Offences Under the Act

The HDCA allows for both criminal and civil remedies. As a result, if you send a harmful digital communication that breaks one of the previous principles, victims have a variety of options to pursue. They can:

  • complain to the online content host;
  • report to Netsafe, who will operate as a mediator; or
  • apply to the District Court to take action.

Depending on the severity of the situation, Netsafe can recommend certain actions, and a District Court judge can set orders that the message sender must comply with. 

Notably, the HDCA sets out two criminal offences, which a person (or company) can be liable for if they:

  • refuse to comply with a court order; or
  • cause harm by posting a digital communication.

An offender can cause harm by posting a digital communication:

  • with the intent to harm a victim;
  • that would cause harm to a reasonable person in the victim’s place; and
  • that causes harm to a victim.

A judge will gauge the severity of the harm, depending on the facts of the situation. Both offences can lead to imprisonment or fines ranging from $5,000 to $200,000.

How Does This Law Affect My Business?

Outside of sending a harmful digital communication yourself, there are other ways that the HDCA can apply to your business. Notably, if your business operates in an online space and deals with online community content, you may classify as an online content host.

For instance, if you operate an online marketplace where users can post comments on product listings or posts, you will be dealing with online community content. Alternatively, if you operate any online forums on your business’ website, you would also be an online content host.

Whether you attract any liability when a person receives a harmful communication will depend on the relevant circumstances. In particular, how you reacted and what actions you took will influence what responsibility you have. 

Notably, the HDCA provides a ‘safe harbour process’ for online content hosts to provide protection if a person uses their site to post or send harmful digital communication. In particular, if you receive a complaint about a harmful message, you need to:

  • send a copy of the complaint (without any identifying information) to the message author within 48 hours;
  • remove the harmful message if you receive no reply or cannot find the author within 48 hours; and
  • remove the message if the message author agrees. If not, the message can stay up.

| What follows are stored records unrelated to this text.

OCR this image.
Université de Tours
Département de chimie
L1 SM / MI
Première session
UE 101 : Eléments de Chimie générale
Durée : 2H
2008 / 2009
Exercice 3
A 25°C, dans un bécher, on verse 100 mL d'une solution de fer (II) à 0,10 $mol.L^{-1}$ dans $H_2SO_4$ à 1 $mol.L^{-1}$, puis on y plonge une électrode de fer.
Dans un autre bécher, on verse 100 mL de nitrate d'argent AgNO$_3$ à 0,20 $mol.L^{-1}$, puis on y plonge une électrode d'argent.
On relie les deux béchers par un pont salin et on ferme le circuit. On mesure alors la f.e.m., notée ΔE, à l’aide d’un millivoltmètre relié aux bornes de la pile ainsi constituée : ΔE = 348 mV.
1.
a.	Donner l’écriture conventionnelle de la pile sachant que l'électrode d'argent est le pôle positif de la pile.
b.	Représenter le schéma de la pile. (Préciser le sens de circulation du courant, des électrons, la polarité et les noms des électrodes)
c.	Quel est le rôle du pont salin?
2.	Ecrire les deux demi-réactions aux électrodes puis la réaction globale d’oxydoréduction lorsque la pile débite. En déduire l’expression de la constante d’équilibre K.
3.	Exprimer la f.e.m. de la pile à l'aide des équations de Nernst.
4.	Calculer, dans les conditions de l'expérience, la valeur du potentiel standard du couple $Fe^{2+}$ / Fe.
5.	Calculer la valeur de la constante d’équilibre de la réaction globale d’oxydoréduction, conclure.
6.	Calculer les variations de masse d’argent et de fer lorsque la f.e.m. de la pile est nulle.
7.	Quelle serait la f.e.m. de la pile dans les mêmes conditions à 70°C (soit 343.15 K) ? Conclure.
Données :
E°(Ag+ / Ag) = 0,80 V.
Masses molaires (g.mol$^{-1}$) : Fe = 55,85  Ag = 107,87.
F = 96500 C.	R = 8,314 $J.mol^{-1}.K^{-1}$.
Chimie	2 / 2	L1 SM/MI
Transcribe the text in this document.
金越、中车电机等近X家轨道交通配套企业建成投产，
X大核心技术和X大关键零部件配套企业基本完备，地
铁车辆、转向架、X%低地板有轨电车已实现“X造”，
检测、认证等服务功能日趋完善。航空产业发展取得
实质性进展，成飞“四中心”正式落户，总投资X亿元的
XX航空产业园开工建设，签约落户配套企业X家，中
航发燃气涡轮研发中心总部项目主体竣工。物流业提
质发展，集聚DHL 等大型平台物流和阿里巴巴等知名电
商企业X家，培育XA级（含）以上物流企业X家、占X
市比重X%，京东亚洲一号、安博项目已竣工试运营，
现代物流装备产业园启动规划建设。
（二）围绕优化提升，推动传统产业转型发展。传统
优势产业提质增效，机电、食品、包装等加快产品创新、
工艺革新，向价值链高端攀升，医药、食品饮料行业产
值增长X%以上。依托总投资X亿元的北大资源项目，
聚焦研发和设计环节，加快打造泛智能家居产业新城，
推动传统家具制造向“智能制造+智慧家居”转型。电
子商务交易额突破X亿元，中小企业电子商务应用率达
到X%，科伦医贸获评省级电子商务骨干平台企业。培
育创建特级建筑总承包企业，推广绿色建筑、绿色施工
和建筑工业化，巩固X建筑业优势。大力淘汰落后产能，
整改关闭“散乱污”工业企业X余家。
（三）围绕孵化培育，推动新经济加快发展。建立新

If you follow this process, you receive certain protections against liability if the matter goes to court. Correspondingly, if you do not, you could face potential liability. However, to qualify for safe harbour, you need to make sure you have a clear and accessible complaints system for users.

Other Online Safety Laws

The HDCA covers specific kinds of harm to individuals, which you should know about to avoid liability. However, there are also other laws protecting individuals online when they deal with businesses specifically, such as:

  • laws against spam and other commercial electronic messages; 
  • creating binding contracts/transactions online; and
  • consumer law specifications for businesses operating online.

Key Takeaways

The HDCA protects individuals against harassing and harmful messages online. Outside of sending such messages yourself, you may be liable if you are an online content host where someone posts harmful content. As a result, if you do not take appropriate steps in response to a complaint about that content, you may face court action yourself. If you would like more information or help with your business and online safety law, contact LegalVision’s data, privacy, and IT lawyers on 0800 005 570 or fill out the form on this page.

Frequently Asked Questions

What is the Harmful Digital Communications Act?

The HDCA is a piece of law that aims to reduce and prevent harmful digital communication, such as cyber abuse material, harmful content, and other online harms. Any person that sends such messages can face consequences under the Act.

Is my business liable if someone posts a harmful message on my website?

If someone posts a harmful message to your website, you may be liable depending on the circumstances and your response. However, if you follow the safe harbour process and provide victims with a complaints system, you may be able to protect yourself.